Part 2 - custom plot of importance scores

dat.taxa <- all.var.imp |>
  as.data.frame() |>
  tibble::rownames_to_column("resp.var") |>
  pivot_longer(
    cols = -resp.var,
    names_to = "predictor",
    values_to = "importance"
  ) |>
  glimpse()
## Rows: 30
## Columns: 3
## $ resp.var   <chr> "BDS", "BDS", "BDS", "BDS", "BDS", "BDS", "BDS", "BDS", "BD…
## $ predictor  <chr> "sqrt.X4mm", "sqrt.X2mm", "sqrt.X1mm", "sqrt.X500um", "fetc…
## $ importance <dbl> 1.000, 0.000, 0.000, 0.000, 0.000, 0.000, 0.000, 0.000, 0.3…
gg.importance.scores

Part 3 - plots of the most parsimonious models

Make an suitable theme

Theme1 <- theme(
  panel.grid.major = element_blank(),
  panel.grid.minor = element_blank(),
  legend.background = element_blank(),
  legend.key = element_blank(),
  legend.text = element_text(size = 15),
  legend.title = element_blank(),
  legend.position = c(0.2, 0.8),
  text = element_text(size = 15),
  strip.text.y = element_text(size = 15, angle = 0),
  axis.title.x = element_text(vjust = 0.3, size = 15),
  axis.title.y = element_text(vjust = 0.6, angle = 90, size = 15),
  axis.text.x = element_text(size = 15),
  axis.text.y = element_text(size = 15),
  axis.line.x = element_line(colour = "black", linewidth = 0.5, linetype = "solid"),
  axis.line.y = element_line(colour = "black", linewidth = 0.5, linetype = "solid"),
  strip.background = element_blank()
)
name<-"clams"

Manually make the most parsimonious GAM models for each taxa

MODEL Bivalve.Dosina.subrosea 500um + Distance x Status

dat.bds<-dat%>%filter(Taxa=="BDS")
gamm=gam(response~s(sqrt.X500um,k=3,bs='cr')+s(Distance,k=1,bs='cr', by=Status)+ s(Location,Site,bs="re")+ Status, family=tw(),data=dat.bds)

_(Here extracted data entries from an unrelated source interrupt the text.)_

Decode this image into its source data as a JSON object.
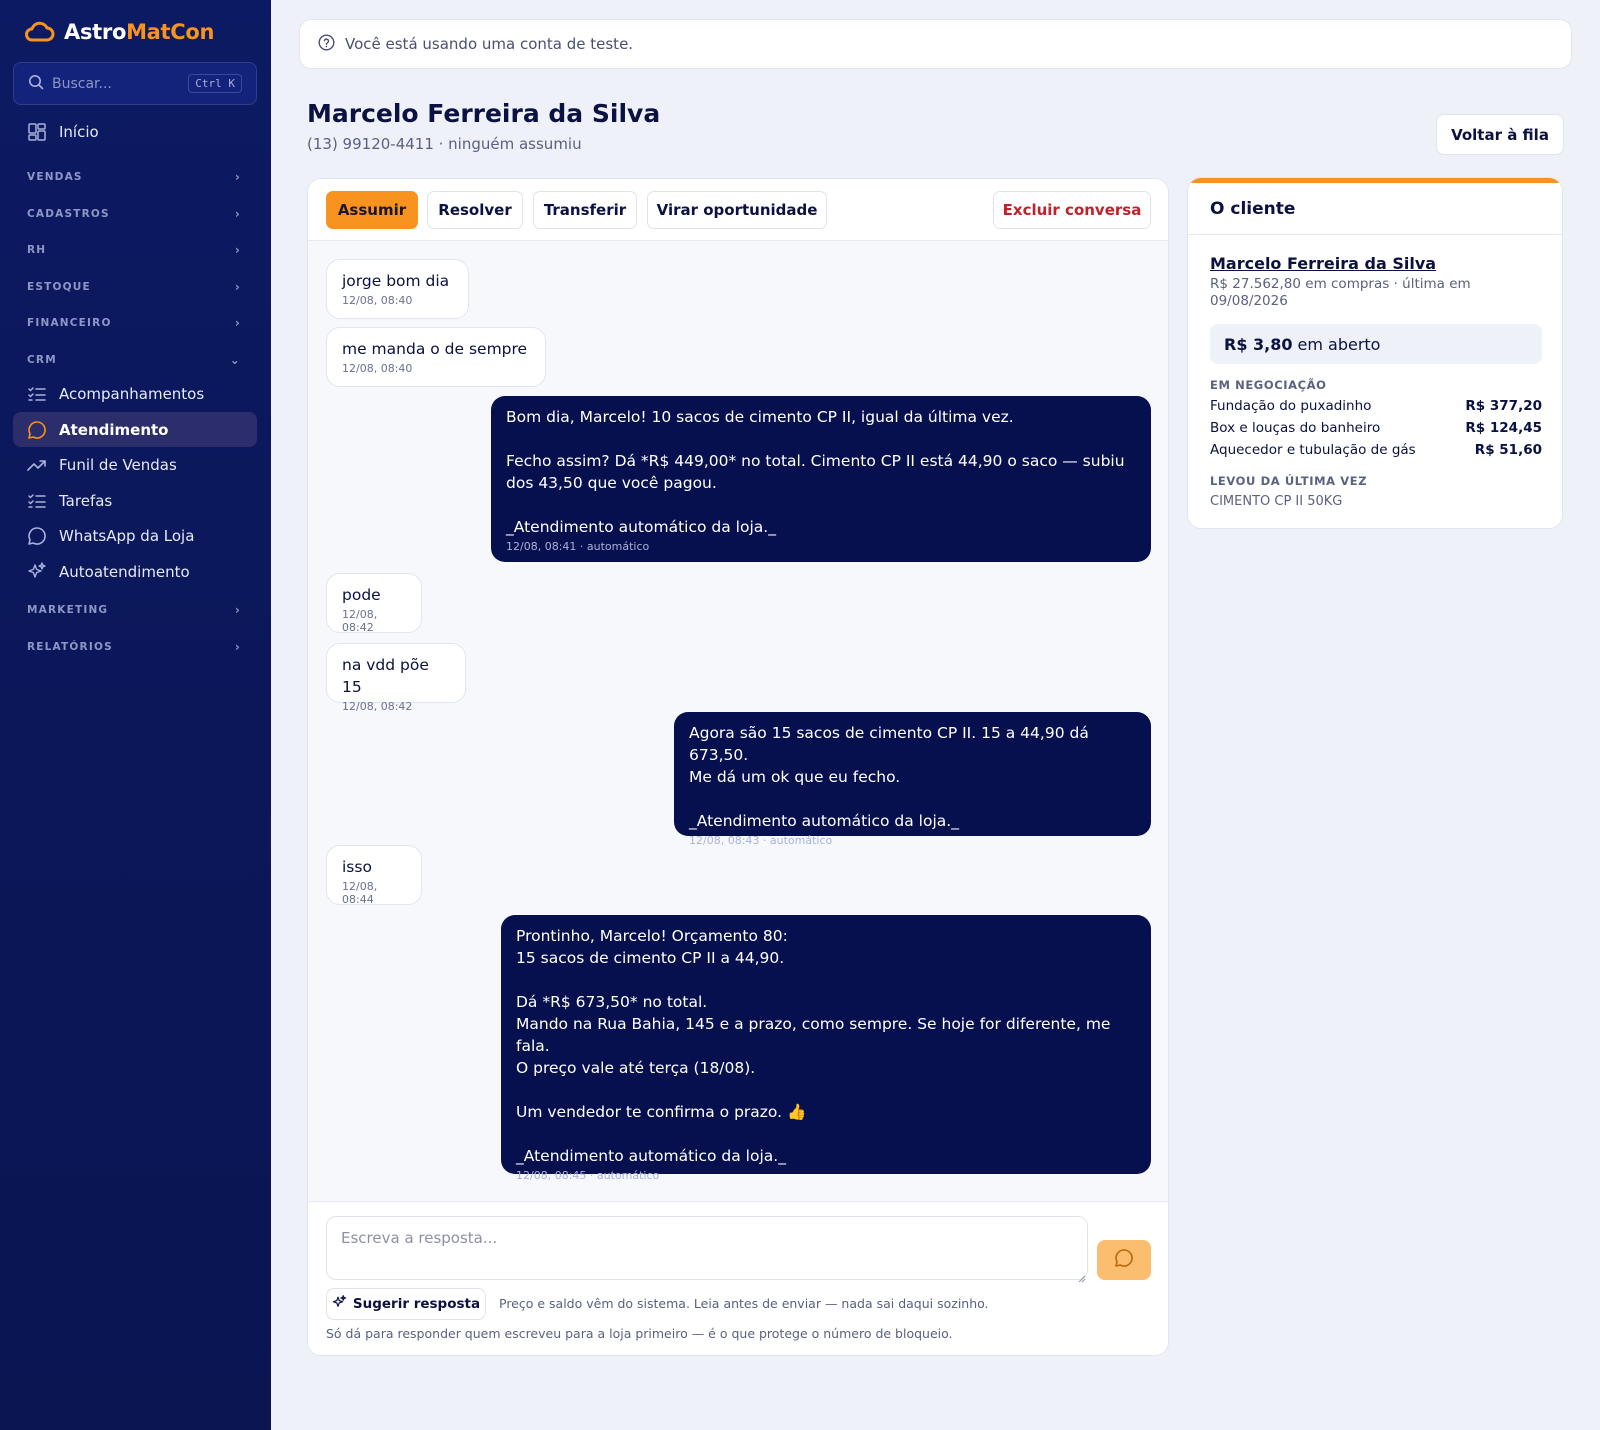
{
  "sidebar": {
    "brand": {
      "part1": "Astro",
      "part2": "MatCon"
    },
    "search": {
      "placeholder": "Buscar...",
      "shortcut": "Ctrl K"
    },
    "home": "Início",
    "sections": {
      "vendas": "VENDAS",
      "cadastros": "CADASTROS",
      "rh": "RH",
      "estoque": "ESTOQUE",
      "financeiro": "FINANCEIRO",
      "crm": "CRM",
      "marketing": "MARKETING",
      "relatorios": "RELATÓRIOS"
    },
    "crm_items": [
      {
        "label": "Acompanhamentos",
        "icon": "checklist-icon"
      },
      {
        "label": "Atendimento",
        "icon": "chat-bubble-icon",
        "active": true
      },
      {
        "label": "Funil de Vendas",
        "icon": "trending-up-icon"
      },
      {
        "label": "Tarefas",
        "icon": "checklist-icon"
      },
      {
        "label": "WhatsApp da Loja",
        "icon": "chat-bubble-icon"
      },
      {
        "label": "Autoatendimento",
        "icon": "sparkles-icon"
      }
    ]
  },
  "banner": {
    "text": "Você está usando uma conta de teste.",
    "icon": "help-circle-icon"
  },
  "header": {
    "title": "Marcelo Ferreira da Silva",
    "subtitle": "(13) 99120-4411 · ninguém assumiu",
    "back_label": "Voltar à fila"
  },
  "toolbar": {
    "assume": "Assumir",
    "resolve": "Resolver",
    "transfer": "Transferir",
    "opportunity": "Virar oportunidade",
    "delete": "Excluir conversa"
  },
  "messages": [
    {
      "dir": "in",
      "text": "jorge bom dia",
      "time": "12/08, 08:40"
    },
    {
      "dir": "in",
      "text": "me manda o de sempre",
      "time": "12/08, 08:40"
    },
    {
      "dir": "out",
      "text": "Bom dia, Marcelo! 10 sacos de cimento CP II, igual da última vez.\n\nFecho assim? Dá *R$ 449,00* no total. Cimento CP II está 44,90 o saco — subiu dos 43,50 que você pagou.\n\n_Atendimento automático da loja._",
      "time": "12/08, 08:41 · automático"
    },
    {
      "dir": "in",
      "text": "pode",
      "time": "12/08, 08:42"
    },
    {
      "dir": "in",
      "text": "na vdd põe 15",
      "time": "12/08, 08:42"
    },
    {
      "dir": "out",
      "text": "Agora são 15 sacos de cimento CP II. 15 a 44,90 dá 673,50.\nMe dá um ok que eu fecho.\n\n_Atendimento automático da loja._",
      "time": "12/08, 08:43 · automático"
    },
    {
      "dir": "in",
      "text": "isso",
      "time": "12/08, 08:44"
    },
    {
      "dir": "out",
      "text": "Prontinho, Marcelo! Orçamento 80:\n15 sacos de cimento CP II a 44,90.\n\nDá *R$ 673,50* no total.\nMando na Rua Bahia, 145 e a prazo, como sempre. Se hoje for diferente, me fala.\nO preço vale até terça (18/08).\n\nUm vendedor te confirma o prazo. 👍\n\n_Atendimento automático da loja._",
      "time": "12/08, 08:45 · automático"
    }
  ],
  "composer": {
    "placeholder": "Escreva a resposta...",
    "suggest_label": "Sugerir resposta",
    "hint": "Preço e saldo vêm do sistema. Leia antes de enviar — nada sai daqui sozinho.",
    "note": "Só dá para responder quem escreveu para a loja primeiro — é o que protege o número de bloqueio."
  },
  "client": {
    "title": "O cliente",
    "name": "Marcelo Ferreira da Silva",
    "meta": "R$ 27.562,80 em compras · última em 09/08/2026",
    "open_amount": "R$ 3,80",
    "open_suffix": "em aberto",
    "negotiation_label": "EM NEGOCIAÇÃO",
    "negotiations": [
      {
        "name": "Fundação do puxadinho",
        "value": "R$ 377,20"
      },
      {
        "name": "Box e louças do banheiro",
        "value": "R$ 124,45"
      },
      {
        "name": "Aquecedor e tubulação de gás",
        "value": "R$ 51,60"
      }
    ],
    "last_label": "LEVOU DA ÚLTIMA VEZ",
    "last_item": "CIMENTO CP II 50KG"
  },
  "colors": {
    "accent": "#f7931e",
    "sidebar": "#0c1a63",
    "outgoing_bubble": "#06104e",
    "danger": "#c0222b"
  }
}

Predict - status from MODEL Bivalve.Dosina.subrosea—-

mod<-gamm
testdata <- expand.grid(Distance=mean(mod$model$Distance),
                        sqrt.X500um=mean(mod$model$sqrt.X500um),
                        Location=(mod$model$Location),
                        Site=(mod$model$Site),
                        Status = c("Fished","No-take"))%>%
  distinct()%>%
  glimpse()
## Rows: 144
## Columns: 5
## $ Distance    <dbl> 12.97895, 12.97895, 12.97895, 12.97895, 12.97895, 12.97895…
## $ sqrt.X500um <dbl> 2.855525, 2.855525, 2.855525, 2.855525, 2.855525, 2.855525…
## $ Location    <fct> Hahei, Leigh, Tawharanui, Hahei, Leigh, Tawharanui, Hahei,
## $ Site        <fct> Cooks Beach Inner, Cooks Beach Inner, Cooks Beach Inner, C…
## $ Status      <fct> Fished, Fished, Fished, Fished, Fished, Fished, Fished, Fi…
fits <- predict.gam(mod, newdata=testdata, type='response', se.fit=T)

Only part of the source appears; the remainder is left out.